1.0  LA NOTION DE DROITS DES ENFANTS

1.1 L'apparition de la notion de droits des enfants

Les historiens ont prétendu que l'enfance est, dans une large mesure, une notion sociale.  Selon Philippe Aries, dans son ouvrage bien connu Centuries of Childhood [24], la notion de l'enfance serait relativement récente et serait apparue au cours des 400 à 600 dernières années[25].

Au Moyen Âge, la notion d'enfance n'existait pas.  Les enfants étaient vêtus de la même manière que les adultes et s'adonnaient aux mêmes occupations.  L'enseignement leur était dispensé au moyen d'un apprentissage au cours duquel ils travaillaient avec des adultes[26].  Ce n'est qu'à l'époque de la Renaissance et de la Réforme que la notion d'enfance est apparue.  Au cours de cette période, on considérait que les enfants étaient innocents et faibles.  On estimait qu'ils avaient besoin de discipline pour faire en sorte qu'ils se développent en de véritables êtres humains[27].  Comme l'indique Michael Freeman dans The Rights and Wrongs of Children, les enfants à cette époque « étaient assujettis à un traitement spécial, une sorte de quarantaine avant qu'on leur permette de joindre le monde des adultes »[28].  Selon la pratique dominante, les enfants étaient isolés des adultes[29].  À partir des années 1500, on considérait que les enfants n'avaient pas de volonté indépendante et, par conséquent, les jeunes étaient totalement assujettis à leurs parents[30].  L'époque victorienne, en particulier, se caractérisait par une discipline sévère imposée aux enfants et des pratiques répressives dans l'éducation des enfants.

Ce n'est que vers la fin du vingtième siècle, spécifiquement vers les années 1970 et le début des années 1980, que la notion des droits des enfants est apparue[31].  On a alors pu constater que l'on s'écartait graduellement de l'idée que les enfants sont la propriété de leurs parents et qu'on acceptait l'idée que les enfants puissent avoir des droits distincts[32].  On a alors « reconnu que les enfants ont des intérêts, peut-être même des droits, qui doivent être pris en compte de façon distincte et séparée de ceux des adultes, et en particulier de ceux de leurs parents… »[33].

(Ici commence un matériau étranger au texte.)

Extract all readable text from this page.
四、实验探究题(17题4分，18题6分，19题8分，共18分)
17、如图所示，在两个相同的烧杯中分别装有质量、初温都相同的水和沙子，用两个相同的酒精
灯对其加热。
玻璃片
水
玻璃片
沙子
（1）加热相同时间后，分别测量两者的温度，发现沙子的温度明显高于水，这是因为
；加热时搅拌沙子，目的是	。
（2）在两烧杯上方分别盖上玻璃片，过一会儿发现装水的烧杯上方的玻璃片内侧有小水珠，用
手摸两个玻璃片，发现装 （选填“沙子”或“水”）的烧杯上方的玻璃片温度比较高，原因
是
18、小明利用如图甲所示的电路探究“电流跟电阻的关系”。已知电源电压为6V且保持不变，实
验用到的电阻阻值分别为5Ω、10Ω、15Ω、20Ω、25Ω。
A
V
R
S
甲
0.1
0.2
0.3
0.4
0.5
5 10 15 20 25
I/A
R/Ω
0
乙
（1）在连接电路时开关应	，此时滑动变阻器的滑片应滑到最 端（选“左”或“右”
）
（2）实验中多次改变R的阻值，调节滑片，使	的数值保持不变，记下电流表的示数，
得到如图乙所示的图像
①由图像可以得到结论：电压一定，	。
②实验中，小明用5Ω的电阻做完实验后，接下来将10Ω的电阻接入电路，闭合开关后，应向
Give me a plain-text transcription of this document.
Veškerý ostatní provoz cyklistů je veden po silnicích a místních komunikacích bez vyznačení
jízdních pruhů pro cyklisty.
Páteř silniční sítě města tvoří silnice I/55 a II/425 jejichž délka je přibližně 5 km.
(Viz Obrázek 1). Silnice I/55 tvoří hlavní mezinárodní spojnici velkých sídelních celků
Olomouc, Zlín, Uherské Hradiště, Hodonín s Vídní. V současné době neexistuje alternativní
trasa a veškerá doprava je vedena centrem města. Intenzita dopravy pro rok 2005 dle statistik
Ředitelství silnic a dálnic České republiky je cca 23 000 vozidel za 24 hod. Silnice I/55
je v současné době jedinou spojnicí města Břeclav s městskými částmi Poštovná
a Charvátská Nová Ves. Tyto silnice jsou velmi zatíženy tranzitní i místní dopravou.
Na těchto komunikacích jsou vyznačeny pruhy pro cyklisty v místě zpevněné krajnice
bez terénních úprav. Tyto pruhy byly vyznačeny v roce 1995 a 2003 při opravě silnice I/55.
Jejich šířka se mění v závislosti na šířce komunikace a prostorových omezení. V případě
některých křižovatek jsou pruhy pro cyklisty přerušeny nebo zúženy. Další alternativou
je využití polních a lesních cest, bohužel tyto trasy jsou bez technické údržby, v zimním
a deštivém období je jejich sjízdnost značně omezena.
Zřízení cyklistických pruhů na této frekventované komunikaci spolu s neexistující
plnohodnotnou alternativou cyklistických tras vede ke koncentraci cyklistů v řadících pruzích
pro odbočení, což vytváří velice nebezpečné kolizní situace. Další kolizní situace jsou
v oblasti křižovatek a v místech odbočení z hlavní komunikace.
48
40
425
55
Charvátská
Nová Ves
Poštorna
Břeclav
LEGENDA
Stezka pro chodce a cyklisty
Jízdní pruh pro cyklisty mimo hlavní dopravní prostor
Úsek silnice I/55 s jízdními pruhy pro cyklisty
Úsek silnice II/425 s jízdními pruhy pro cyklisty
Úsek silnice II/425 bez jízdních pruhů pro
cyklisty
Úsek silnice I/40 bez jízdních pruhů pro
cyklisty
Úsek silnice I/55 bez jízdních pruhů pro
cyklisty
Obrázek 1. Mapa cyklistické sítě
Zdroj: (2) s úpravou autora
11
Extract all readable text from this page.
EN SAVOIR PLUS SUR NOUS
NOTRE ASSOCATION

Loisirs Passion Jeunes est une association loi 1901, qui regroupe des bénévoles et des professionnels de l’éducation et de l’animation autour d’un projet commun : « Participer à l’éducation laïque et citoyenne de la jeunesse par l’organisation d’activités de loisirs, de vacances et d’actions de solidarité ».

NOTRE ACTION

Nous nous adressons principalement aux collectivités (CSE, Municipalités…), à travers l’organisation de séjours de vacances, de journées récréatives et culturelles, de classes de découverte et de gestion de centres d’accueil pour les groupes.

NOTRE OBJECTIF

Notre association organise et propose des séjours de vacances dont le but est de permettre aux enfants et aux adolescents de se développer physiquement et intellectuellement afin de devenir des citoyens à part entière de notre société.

Deux décisions de la Cour suprême des États-Unis sont à l'origine de la nouvelle approche face aux enfants en Amérique du Nord.  Dans Re Gault [34], la cour a souligné que les enfants, tout comme les adultes, ont droit aux mesures de protection énumérées dans la Constitution américaine.  Selon le juge Fortas, « ni le Quatorzième Amendement ni la Déclaration des droits ne sont réservés uniquement aux adultes »[35].  La Cour suprême a conclu qu'il fallait accorder aux adolescents accusés d'actes criminels les droits constitutionnels suivants : l'avis des accusations criminelles, le droit à un avocat, le privilège contre l'auto-incrimination, et la possibilité de confronter et d'interroger les témoins.  Dans Tinker v. Des Moines School District [36], la Cour suprême des États-Unis a répété que « les mineurs, tout comme les adultes, sont protégés par la Constitution et possèdent des droits constitutionnels ».

Dans les années 1970, des juges, des universitaires, des juristes et d'autres professionnels ont commencé à faire valoir la notion que les enfants sont des personnes autonomes dont les droits devraient être reconnus et respectés.  Par exemple, dans le jugement rendu en 1975 en Ontario dans l'affaire Re Brown[37], le juge Stortini de la Cour de comté a déclaré ce qui suit :

Chaque enfant devrait avoir certains droits fondamentaux comme le droit d'être désiré, le droit à la santé, le droit de vivre dans un environnement sain [ …] et le droit à des soins affectueux constants.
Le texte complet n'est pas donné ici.